Recovery of platelet reactivity following cessation of either aspirin or ticagrelor in patients treated with dual antiplatelet therapy following percutaneous coronary intervention: a GLOBAL LEADERS substudy

Abstract

Cessation of one component of dual antiplatelet therapy (DAPT) following percutaneous coronary intervention (PCI) has been associated with increased risk of ischemic events but it is uncertain whether discontinuation of aspirin is preferable to discontinuation of the oral P2Y₁₂ inhibitor. The GLOBAL LEADERS study compared two antiplatelet strategies following PCI, cessation of aspirin at 1 month with continued ticagrelor monotherapy for 23 months versus standard DAPT for 12 months followed by aspirin monotherapy for a further 12 months. We assessed recovery of platelet reactivity after withdrawal of either aspirin or ticagrelor at 1 month and 12 months, respectively, in this study. Platelet aggregation (PA) was assessed before cessation of DAPT (‘baseline’) and after 2, 7, and 14 days post-cessation using Multiplate whole-blood aggregometry with collagen, thrombin-receptor-activating peptide (TRAP), adenosine diphosphate (ADP) and arachidonic acid (AA) as agonists. Following cessation of aspirin at 1 month, there was marked recovery of PA induced by AA (baseline [mean ± SD]: 11.1 ± 7.4 U vs. 14 days: 64.9 ± 19.6 U, p < .0001) and collagen (37.4 ± 22.9 U vs. 79.8 ± 13.8 U, p < .0001), whereas PA induced by ADP (18.6 ± 6.6 vs. 69.1 ± 20.5, p < .0001) and collagen (34.4 ± 18.7 U vs. 43.0 ± 21.0, p = .0018) recovered following cessation of ticagrelor at 12 months.
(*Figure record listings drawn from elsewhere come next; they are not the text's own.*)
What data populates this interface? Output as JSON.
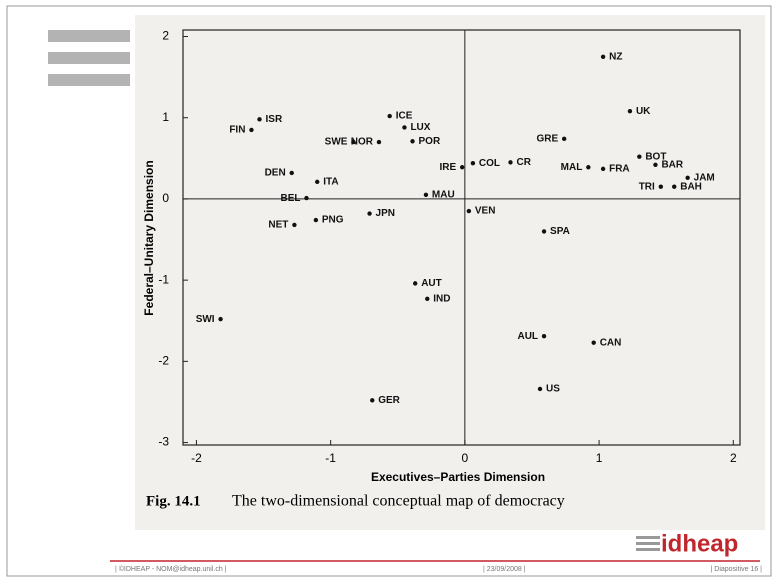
{
  "chart_data": {
    "type": "scatter",
    "x_label": "Executives–Parties Dimension",
    "y_label": "Federal–Unitary Dimension",
    "caption_num": "Fig. 14.1",
    "caption": "The two-dimensional conceptual map of democracy",
    "xlim": [
      -2.1,
      2.05
    ],
    "ylim": [
      -3.03,
      2.08
    ],
    "xticks": [
      -2,
      -1,
      0,
      1,
      2
    ],
    "yticks": [
      -3,
      -2,
      -1,
      0,
      1,
      2
    ],
    "color": "#111111",
    "labels": [
      "NZ",
      "UK",
      "GRE",
      "BOT",
      "BAR",
      "JAM",
      "BAH",
      "TRI",
      "MAL",
      "FRA",
      "CR",
      "COL",
      "IRE",
      "MAU",
      "ICE",
      "LUX",
      "POR",
      "NOR",
      "SWE",
      "ISR",
      "FIN",
      "DEN",
      "ITA",
      "BEL",
      "JPN",
      "PNG",
      "NET",
      "VEN",
      "SPA",
      "AUT",
      "IND",
      "SWI",
      "AUL",
      "CAN",
      "US",
      "GER"
    ],
    "x": [
      1.03,
      1.23,
      0.74,
      1.3,
      1.42,
      1.66,
      1.56,
      1.46,
      0.92,
      1.03,
      0.34,
      0.06,
      -0.02,
      -0.29,
      -0.56,
      -0.45,
      -0.39,
      -0.64,
      -0.83,
      -1.53,
      -1.59,
      -1.29,
      -1.1,
      -1.18,
      -0.71,
      -1.11,
      -1.27,
      0.03,
      0.59,
      -0.37,
      -0.28,
      -1.82,
      0.59,
      0.96,
      0.56,
      -0.69
    ],
    "y": [
      1.75,
      1.08,
      0.74,
      0.52,
      0.42,
      0.26,
      0.15,
      0.15,
      0.39,
      0.37,
      0.45,
      0.44,
      0.39,
      0.05,
      1.02,
      0.88,
      0.71,
      0.7,
      0.7,
      0.98,
      0.85,
      0.32,
      0.21,
      0.01,
      -0.18,
      -0.26,
      -0.32,
      -0.15,
      -0.4,
      -1.04,
      -1.23,
      -1.48,
      -1.69,
      -1.77,
      -2.34,
      -2.48
    ]
  },
  "footer": {
    "left": "| ©IDHEAP - NOM@idheap.unil.ch |",
    "center": "| 23/09/2008 |",
    "right": "| Diapositive 16 |",
    "logo": "idheap"
  }
}
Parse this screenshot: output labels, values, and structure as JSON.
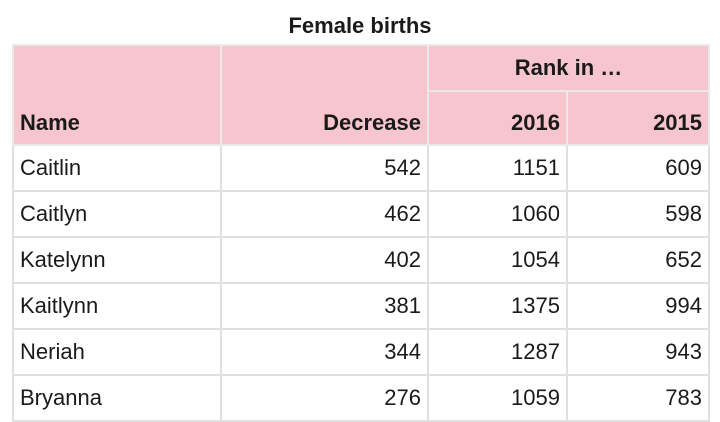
{
  "caption": "Female births",
  "header": {
    "group_label": "Rank in …",
    "name": "Name",
    "decrease": "Decrease",
    "year_a": "2016",
    "year_b": "2015"
  },
  "rows": [
    {
      "name": "Caitlin",
      "decrease": "542",
      "rank_2016": "1151",
      "rank_2015": "609"
    },
    {
      "name": "Caitlyn",
      "decrease": "462",
      "rank_2016": "1060",
      "rank_2015": "598"
    },
    {
      "name": "Katelynn",
      "decrease": "402",
      "rank_2016": "1054",
      "rank_2015": "652"
    },
    {
      "name": "Kaitlynn",
      "decrease": "381",
      "rank_2016": "1375",
      "rank_2015": "994"
    },
    {
      "name": "Neriah",
      "decrease": "344",
      "rank_2016": "1287",
      "rank_2015": "943"
    },
    {
      "name": "Bryanna",
      "decrease": "276",
      "rank_2016": "1059",
      "rank_2015": "783"
    }
  ]
}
There were no significant changes in TRAP-induced PA in either group. In conclusion, cessation of either component of DAPT leads to substantial increase in platelet reactivity with differential effects on different pathways of platelet activation when aspirin or the P2Y₁₂ inhibitor is stopped. Further work is required to determine which patients receive net benefit from long-term continuation of DAPT.

Keywords:

• Aspirin
• percutaneous coronary intervention
• platelet aggregation
• ticagrelor

Author roles

Conceived, designed and set up the study: B. W. Hennigan, R. Good, K. G. Oldroyd, L. Anderson, M. Campbell. Data collection and analysis: B. W. Hennigan, L. Martin, C. Adamson, W.A.E. Parker. Wrote the paper: B. W. Hennigan, R. Good, C. Adamson, W.A.E. Parker, R.F. Storey, K. G. Oldroyd.

Declaration of Interest

B. W. Hennigan, R. Good, C. Adamson, L. Martin, L. Anderson, M. Campbell, and W.A.E. Parker declare no conflicts of interest. R.F. Storey reports institutional research grants/support from AstraZeneca, GlyCardial Diagnostics and Thromboserin; consultancy fees from Amgen, AstraZeneca, Bayer, Bristol Myers Squibb/Pfizer, Cytosorbents, GlyCardial Diagnostics, Haemonetics, HengRui, Portola, Sanofi Aventis and Thromboserin; and honoraria from AstraZeneca, Bayer, Bristol Myers Squibb/Pfizer, Intas Pharmaceuticals and Medscape. K. G. Oldroyd is Chief Medical Officer of Biosensors International, which provided funding for the GLOBAL LEADERS study.

Additional information

Funding

This work was supported by British Heart Foundation Project Grant PG/14/97/31263 and AstraZeneca UK Limited. Dr. William Parker is supported by the British Heart Foundation Clinical Research Training Fellowship no. FS/18/49/33752.